I don’t doubt there were good reasons to head to Tempe this week. Nor do I want to deny the more than half of students who have persevered for the last four to six years and earned their degree from hearing the President and reflecting and rejoicing in their accomplishment. They earned a college degree, and that should be applauded, regardless of the circumstances around them.
But in this era of economic worry and global competitiveness, this time of student achievement and school innovation, the President missed a golden opportunity to talk about those who were not let into the party. He missed the chance to talk about the 76 percent of Arizonans who are not provided an equal chance to graduate from high school or attend institutions like Arizona State because they cannot read at a proficient level. He missed the opportunity to call on the state and the institution to do something about the 44 percent of students, and the 54 percent of minority students, who don’t make it to the final ceremony. He missed the chance to celebrate those who have achieved, but remind all of those who were left behind and urge us all to redouble our commitment to reducing the pool of close but no cigars.

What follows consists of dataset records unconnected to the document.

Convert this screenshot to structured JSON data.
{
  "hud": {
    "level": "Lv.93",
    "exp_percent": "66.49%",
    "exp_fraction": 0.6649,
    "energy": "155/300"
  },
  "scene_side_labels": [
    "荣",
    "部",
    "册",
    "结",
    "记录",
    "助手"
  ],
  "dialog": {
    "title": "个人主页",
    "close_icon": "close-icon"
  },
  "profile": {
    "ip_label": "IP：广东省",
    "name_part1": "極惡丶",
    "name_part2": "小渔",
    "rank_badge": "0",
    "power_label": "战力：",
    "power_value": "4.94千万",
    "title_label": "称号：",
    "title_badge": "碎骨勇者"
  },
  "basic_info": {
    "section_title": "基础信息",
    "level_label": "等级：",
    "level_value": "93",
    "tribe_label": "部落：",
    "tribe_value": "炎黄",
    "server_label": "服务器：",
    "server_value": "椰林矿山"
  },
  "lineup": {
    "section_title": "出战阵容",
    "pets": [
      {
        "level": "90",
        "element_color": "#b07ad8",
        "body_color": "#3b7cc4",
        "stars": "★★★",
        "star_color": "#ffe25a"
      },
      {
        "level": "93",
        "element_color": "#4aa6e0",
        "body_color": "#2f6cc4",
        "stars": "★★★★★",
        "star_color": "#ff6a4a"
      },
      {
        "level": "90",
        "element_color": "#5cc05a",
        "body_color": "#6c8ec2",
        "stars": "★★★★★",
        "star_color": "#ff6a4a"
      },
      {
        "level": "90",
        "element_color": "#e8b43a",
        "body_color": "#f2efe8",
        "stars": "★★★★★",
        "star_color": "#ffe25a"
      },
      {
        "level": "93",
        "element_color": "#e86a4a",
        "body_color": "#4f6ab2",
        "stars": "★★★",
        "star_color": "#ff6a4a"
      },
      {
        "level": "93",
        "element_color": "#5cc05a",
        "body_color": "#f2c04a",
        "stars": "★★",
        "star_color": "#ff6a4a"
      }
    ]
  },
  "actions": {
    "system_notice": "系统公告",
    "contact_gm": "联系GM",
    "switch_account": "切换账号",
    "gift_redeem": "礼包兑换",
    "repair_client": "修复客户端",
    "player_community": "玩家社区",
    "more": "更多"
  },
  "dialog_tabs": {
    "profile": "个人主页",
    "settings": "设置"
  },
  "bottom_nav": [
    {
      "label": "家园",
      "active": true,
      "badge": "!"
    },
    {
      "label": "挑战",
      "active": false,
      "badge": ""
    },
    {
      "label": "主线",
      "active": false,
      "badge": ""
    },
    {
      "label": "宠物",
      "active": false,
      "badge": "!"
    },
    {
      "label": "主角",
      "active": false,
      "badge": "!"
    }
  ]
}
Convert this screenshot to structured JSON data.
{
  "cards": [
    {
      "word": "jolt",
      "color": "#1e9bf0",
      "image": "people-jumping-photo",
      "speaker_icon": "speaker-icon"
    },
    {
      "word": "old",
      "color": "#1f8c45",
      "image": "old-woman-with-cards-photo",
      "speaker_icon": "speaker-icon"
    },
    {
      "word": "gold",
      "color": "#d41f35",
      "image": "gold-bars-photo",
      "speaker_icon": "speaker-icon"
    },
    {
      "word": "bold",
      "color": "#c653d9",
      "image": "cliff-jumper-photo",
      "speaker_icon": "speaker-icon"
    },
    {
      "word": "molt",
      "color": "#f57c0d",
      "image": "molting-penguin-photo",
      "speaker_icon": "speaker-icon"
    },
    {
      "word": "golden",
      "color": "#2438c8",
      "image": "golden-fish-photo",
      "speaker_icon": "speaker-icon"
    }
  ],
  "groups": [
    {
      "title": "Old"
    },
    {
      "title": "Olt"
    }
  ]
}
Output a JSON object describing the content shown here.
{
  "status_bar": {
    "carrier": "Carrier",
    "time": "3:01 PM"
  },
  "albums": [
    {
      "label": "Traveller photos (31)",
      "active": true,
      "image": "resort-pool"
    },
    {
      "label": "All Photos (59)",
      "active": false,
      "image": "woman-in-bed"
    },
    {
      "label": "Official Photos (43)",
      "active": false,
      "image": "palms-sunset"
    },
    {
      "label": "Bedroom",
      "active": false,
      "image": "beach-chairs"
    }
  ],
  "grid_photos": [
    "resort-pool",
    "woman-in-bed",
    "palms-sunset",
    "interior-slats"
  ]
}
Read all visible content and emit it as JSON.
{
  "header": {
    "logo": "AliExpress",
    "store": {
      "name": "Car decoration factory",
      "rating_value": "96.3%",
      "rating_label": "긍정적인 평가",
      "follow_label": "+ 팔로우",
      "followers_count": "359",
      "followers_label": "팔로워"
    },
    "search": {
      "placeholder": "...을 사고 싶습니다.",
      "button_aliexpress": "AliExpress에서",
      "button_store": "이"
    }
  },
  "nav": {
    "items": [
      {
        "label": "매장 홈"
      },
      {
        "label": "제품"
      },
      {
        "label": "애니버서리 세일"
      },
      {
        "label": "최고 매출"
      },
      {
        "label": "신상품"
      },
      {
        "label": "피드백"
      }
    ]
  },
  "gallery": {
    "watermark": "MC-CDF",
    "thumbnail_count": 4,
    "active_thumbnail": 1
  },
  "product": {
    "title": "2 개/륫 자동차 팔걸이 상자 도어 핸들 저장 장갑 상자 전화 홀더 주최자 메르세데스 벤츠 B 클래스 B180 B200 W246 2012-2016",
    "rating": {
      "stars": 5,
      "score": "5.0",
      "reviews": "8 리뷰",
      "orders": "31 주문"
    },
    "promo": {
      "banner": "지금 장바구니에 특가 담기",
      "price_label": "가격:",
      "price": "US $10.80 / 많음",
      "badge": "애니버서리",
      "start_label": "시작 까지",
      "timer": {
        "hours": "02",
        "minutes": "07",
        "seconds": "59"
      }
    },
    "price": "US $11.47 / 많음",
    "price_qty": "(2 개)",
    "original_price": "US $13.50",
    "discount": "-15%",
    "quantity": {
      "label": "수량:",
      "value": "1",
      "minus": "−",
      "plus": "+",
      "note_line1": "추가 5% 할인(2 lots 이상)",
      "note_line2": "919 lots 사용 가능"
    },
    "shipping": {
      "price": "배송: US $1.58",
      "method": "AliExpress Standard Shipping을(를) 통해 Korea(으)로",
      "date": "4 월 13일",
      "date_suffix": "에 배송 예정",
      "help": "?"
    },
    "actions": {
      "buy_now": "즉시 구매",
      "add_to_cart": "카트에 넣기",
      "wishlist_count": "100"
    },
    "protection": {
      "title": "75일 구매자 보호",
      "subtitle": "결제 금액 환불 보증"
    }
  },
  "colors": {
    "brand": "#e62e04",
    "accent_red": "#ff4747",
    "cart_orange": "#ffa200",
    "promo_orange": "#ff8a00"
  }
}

Earlier this year, President Obama pledged that, by 2020, the United States would have the highest percentage of college graduates on the planet. We don’t get there when only six in 10 college freshmen are holding a degree six years later. And we certainly can’t get there when only four in 10 of historically disadvantaged students are earning the honor.
No, we don’t want to use these commencement addresses to bum out the graduates or bring the crowds down. It should be a time for optimism, recognition, and congratulation. But such presidential addresses must be delivered in the context of the world around us. Let Obama applaud the students at Arizona State and Notre Dame. But let’s have EdSec Duncan and the team on Maryland Avenue point out the miles we have to go on the issue of postsecondary degree attainment. Use these addresses to issue a call to arms among both our secondary and postsecondary institutions that they can, should, and must do a better job.
Fifty-six percent grad rate is a starting point, not an end point. Schools like ASU should be our reclamation projects, nor our exemplars of best practice. No offense to Arizo
na State, you just get the spotlight because you won the White House lottery this year. Next year, such concerns can be raised about future institutions. But when you get the President speaking about hope and opportunity for your graduates, one has to take a close took at those who failed to don the cap and gown, why they weren’t in the stadium last evening, and what that means for ASU, Arizona, and the nation.
We know our 21st century economy is going to be driven largely by those holding postsecondary credentials. Seems we need to hold those postsecondary institutions accountable. After years of taking student tuition and indulging students on the five- or six-year plan, what are they doing to get all students — particularly those from minority, low-income, or first-generation college going families — across the finish line? What are institutions like ASU doing to help meet the President’s 2020 degree goal? And what are we doing if they don’t, or can’t, provide real answers to the question?